Electric Field and Potential

• Electric field lines: Represent the direction and magnitude of electric field. The closer the field lines, the stronger the field. Field lines start from positive charges and end at negative charges.

• Electric potential: The electric potential at a point is the amount of potential energy of a unit positive charge placed at that point. Equipotential surfaces are surfaces where the electric potential is constant.

• Equipotential surfaces: Perpendicular to the electric field lines and consist of points with equal electric potential. No net movement of charge occurs on these surfaces as there’s no change in potential.

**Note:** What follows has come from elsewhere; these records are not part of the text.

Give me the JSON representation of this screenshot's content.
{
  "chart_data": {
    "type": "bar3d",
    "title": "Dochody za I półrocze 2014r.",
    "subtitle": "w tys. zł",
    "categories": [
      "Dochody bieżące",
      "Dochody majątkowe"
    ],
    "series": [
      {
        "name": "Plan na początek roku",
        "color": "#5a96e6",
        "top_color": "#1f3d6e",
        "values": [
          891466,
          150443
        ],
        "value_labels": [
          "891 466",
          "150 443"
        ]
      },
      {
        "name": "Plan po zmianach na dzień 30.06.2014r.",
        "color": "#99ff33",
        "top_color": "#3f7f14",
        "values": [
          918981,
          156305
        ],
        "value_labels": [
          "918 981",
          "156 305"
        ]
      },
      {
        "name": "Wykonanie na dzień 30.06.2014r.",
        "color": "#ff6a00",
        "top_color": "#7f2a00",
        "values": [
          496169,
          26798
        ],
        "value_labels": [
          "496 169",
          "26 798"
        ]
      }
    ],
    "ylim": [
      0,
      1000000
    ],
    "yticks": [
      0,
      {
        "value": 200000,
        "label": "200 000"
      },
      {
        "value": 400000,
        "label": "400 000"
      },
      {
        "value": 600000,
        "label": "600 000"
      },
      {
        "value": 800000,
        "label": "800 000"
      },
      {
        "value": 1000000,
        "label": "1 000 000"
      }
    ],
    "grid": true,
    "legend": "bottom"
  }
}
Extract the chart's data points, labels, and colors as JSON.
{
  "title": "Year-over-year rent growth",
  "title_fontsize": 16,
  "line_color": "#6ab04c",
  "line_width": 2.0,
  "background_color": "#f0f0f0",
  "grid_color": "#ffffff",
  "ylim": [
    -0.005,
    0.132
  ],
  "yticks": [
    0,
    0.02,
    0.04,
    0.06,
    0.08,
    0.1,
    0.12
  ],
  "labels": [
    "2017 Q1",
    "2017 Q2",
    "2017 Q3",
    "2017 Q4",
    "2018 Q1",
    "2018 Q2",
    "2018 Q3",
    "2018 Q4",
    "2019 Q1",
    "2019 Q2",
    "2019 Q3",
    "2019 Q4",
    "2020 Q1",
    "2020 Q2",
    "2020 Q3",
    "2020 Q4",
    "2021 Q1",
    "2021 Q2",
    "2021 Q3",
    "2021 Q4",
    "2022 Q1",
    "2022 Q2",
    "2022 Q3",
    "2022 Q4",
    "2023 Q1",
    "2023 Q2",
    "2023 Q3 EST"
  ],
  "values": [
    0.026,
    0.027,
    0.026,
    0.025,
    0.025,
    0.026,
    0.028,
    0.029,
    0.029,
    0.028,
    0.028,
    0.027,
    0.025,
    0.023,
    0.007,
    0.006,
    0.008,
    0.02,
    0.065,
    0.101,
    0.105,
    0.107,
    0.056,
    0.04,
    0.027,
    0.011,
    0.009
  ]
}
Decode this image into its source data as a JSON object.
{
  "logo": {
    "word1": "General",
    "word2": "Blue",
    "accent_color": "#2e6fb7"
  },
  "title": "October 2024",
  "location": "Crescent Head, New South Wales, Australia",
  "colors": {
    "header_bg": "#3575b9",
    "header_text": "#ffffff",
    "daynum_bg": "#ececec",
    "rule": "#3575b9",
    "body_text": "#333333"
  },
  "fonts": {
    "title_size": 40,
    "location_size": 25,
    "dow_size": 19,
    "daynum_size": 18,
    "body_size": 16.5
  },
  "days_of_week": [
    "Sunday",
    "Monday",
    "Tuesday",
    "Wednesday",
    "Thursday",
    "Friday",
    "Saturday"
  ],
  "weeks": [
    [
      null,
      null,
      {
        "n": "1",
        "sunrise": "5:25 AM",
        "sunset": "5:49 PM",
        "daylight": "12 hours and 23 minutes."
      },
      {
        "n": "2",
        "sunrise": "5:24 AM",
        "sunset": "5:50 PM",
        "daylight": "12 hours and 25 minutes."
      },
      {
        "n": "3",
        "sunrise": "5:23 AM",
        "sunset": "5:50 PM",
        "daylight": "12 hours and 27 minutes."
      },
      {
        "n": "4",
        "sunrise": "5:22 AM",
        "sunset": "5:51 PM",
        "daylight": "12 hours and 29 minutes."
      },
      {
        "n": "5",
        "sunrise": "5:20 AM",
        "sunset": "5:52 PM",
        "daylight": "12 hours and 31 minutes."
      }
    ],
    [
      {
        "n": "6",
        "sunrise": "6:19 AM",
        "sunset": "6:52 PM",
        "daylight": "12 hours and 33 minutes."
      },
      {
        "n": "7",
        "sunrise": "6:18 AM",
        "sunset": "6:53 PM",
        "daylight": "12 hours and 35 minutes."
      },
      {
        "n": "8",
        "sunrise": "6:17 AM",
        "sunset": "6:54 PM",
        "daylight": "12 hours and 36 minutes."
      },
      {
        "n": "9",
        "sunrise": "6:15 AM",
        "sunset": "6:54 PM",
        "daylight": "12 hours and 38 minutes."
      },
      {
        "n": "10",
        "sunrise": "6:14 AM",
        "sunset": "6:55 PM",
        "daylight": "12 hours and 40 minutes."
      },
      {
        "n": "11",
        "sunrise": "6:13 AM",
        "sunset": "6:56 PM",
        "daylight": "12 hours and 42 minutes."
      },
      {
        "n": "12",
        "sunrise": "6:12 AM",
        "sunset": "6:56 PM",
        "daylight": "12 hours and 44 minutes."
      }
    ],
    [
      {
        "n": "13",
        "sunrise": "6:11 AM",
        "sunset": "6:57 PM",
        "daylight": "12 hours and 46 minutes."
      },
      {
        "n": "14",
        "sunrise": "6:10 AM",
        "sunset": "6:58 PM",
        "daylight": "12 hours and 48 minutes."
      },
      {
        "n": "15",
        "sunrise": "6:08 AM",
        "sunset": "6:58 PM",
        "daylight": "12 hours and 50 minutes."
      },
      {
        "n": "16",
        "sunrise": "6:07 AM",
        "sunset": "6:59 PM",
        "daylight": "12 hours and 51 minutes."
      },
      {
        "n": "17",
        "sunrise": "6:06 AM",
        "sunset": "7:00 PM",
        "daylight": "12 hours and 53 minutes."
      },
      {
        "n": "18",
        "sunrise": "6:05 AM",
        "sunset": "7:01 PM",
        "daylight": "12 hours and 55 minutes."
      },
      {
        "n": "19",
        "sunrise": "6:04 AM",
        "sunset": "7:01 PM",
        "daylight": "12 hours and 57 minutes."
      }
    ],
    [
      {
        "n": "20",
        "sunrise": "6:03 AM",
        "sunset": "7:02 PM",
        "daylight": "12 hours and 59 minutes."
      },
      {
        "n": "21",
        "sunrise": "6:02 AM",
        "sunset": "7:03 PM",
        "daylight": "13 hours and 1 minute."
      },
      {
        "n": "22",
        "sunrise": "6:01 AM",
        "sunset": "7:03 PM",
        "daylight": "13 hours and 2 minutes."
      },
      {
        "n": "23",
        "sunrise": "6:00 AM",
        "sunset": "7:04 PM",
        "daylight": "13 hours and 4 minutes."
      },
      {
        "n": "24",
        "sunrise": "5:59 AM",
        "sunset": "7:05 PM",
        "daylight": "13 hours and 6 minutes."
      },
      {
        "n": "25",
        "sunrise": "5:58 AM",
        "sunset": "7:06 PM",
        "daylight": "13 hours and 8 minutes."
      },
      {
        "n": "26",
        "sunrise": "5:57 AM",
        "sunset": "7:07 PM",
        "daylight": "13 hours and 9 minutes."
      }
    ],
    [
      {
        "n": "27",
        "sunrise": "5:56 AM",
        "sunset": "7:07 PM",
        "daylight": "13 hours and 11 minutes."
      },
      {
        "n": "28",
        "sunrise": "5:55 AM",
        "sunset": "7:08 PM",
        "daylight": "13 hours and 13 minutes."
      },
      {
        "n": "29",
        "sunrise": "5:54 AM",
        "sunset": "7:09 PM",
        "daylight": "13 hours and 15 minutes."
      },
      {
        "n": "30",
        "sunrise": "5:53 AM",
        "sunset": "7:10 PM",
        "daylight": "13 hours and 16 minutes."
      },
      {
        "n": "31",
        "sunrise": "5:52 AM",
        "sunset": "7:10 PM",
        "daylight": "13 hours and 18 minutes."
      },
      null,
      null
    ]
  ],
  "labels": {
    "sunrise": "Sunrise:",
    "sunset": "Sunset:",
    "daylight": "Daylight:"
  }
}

• Electric field due to various charge configurations:

  • Point charge: Radially symmetric pattern of field lines.
  • Dipole: Electric dipole consists of two opposite charges separated by a distance. The field is stronger near the positive charge and weaker near the negative charge.
  • Line of charges: Uniform field in regions far from the line.
  • Infinite sheet of charges: Uniform field at both sides of the sheet and zero field inside the sheet.

• Relation between electric field and potential: Electric field is the negative gradient of electric potential, i.e., $\vec{E} = -\nabla V$.

• Motion of charged particles: In a uniform electric field, a charged particle experiences constant acceleration and moves along parabolic trajectories.

Capacitance

• Capacitance: Ability of a system to store charge when a potential difference is applied.

• Capacitance of a parallel-plate capacitor: $C = \frac{\varepsilon_0 A}{d}$, where $C$ is the capacitance, $\varepsilon_0$ is the permittivity of free space, $A$ is the area of the plates, and $d$ is the distance between the plates.

• Factors affecting capacitance: Area of the plates, distance between the plates, type of dielectric material between the plates, permittivity of the dielectric.

• Energy stored in a capacitor: $U_C = \frac{1}{2} CV^2$, where $U_C$ is the stored energy, $C$ is the capacitance, and $V$ is the potential difference.

• Capacitors in series and parallel: Capacitors in series have the same charge but different voltages, and the equivalent capacitance is less than the capacitance of any single capacitor. Capacitors in parallel have the same voltage but different charges, and the equivalent capacitance is larger than the capacitance of any single capacitor.

• Applications of capacitors: Energy storage devices in electronic circuits, RC circuits for timing purposes, filtering unwanted signals in AC circuits, etc.